SPEAKING OF BIG CHUCK: The final edition of "Big Chuck and Lil' John", the popular skit/late night movie show bowing out at "FOX 8", is this Friday night.

As we reported here earlier, the last show was actually taped a while back.

The show will also bow out in prime time on Friday at 8 PM, with a one hour special titled "The End of an Era: Tribute to Big Chuck Schodowski".

And though we suppose "Big Chuck's" retirement was inevitable no matter what, we wonder how this all would have played out had FOX sold the station before the end of the show was announced last year - with your Mighty Blog of Fun(tm) noting FOX's corporate-above-Cleveland desire to end the show going back to 1994...

WHK MEMORIES: The ongoing celebration of Salem talk WHK/1420's 85th anniversary will be "in the flesh" at an event slated for next month.

OMW hears that Saturday, July 21st, an event will be held at Cleveland's "House of Blues" honoring WHK's famous Beatles concert back in 1964.

The Beatles tribute band "Hard Day's Night" will play, and there will be commemorative T-shirts and replicas of the original 1964 tickets.

And there will also be a live broadcast on WHK before the show. Organizers hope for a visit from those associated with "all eras" of the station's history, and those who may not have been heard on the station's 85th Anniversary Special broadcast...

4 comments:

Cliff said...

Good question OMW. Who of the younger set of news "personalities" will be deserving of being called an "icon" in the next quarter century?
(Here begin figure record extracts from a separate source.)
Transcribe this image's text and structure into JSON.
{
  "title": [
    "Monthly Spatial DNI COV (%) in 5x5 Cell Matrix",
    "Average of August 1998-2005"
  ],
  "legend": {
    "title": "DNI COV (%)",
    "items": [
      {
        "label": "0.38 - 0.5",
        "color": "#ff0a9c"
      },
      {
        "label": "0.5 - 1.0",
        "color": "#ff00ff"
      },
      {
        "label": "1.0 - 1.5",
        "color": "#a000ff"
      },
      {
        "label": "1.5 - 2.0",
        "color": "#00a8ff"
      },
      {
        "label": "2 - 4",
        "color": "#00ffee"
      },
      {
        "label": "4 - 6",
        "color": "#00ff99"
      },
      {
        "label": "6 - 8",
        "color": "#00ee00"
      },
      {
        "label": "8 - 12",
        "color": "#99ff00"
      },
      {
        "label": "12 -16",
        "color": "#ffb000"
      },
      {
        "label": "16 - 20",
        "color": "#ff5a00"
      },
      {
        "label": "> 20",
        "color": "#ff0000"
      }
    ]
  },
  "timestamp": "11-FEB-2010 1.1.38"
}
At this time, I can't think of any, but then television news, as far as I'm concerned, is backround noise.

Until the local folks figure that less is more. Most will be further desentised by news(or is it infotainment?). Maybe Fox possibly selling WJW could be a real blessing in that regards.

Anonymous said...

This is a very interesting thought regarding who the next set of "icons" will be. I have always known Tim, Ted, Dick and Wilma and it will be (was) strange to see them retire. Just my personal opinion but I believe the best news team Cleveland has ever seen was in the 1980's when Tim Taylor, Robin Swoboda, Casey Coleman and Dick Goddard anchored "Newscenter 8". They felt like family and the news was informative and less "hard hitting".

Anonymous said...

I'm a bit younger so I only have vauge memories of Newscenter 8 but I definately think that there are certain people that will be icons like Bill and Stacey on 8, and in all honesty I doubt that Tim and Robin were were better than than them, but it might be generational gap thing.

Anonymous said...

I'm afraid the days of local icons are over.

People move from place to place too much anymore to consider one particular place home.

The Ted Henrys, Tim Taylors, Wilma Smiths, Dick Goddards, and Big Chucks aren't what people want nowadays in this snappy, bang-bang-bang media world.

Wilma is slowly being phased out, Ted has a Johnny Carson-ish contract which is used so guys like Paul Kiska can "audition" for the 6 and 11 job post-Ted, Dick is being phased out by Andre Bernier, Tim Taylor and Big Chuck are retired, Del Donahue recently retired.

The closest things to "modern icons" in town these days are Ramona Robinson (nearly 20 years in C-Town split between 43 and 3), Jim Donovan (20+ yrs at 3), Denise Dufala (15 yrs split between 8 and 19/43) and Lou Maglio (nearly 20 yrs split between 5 and 8).

Other than that most newspeople in this town have been here less than 10 years.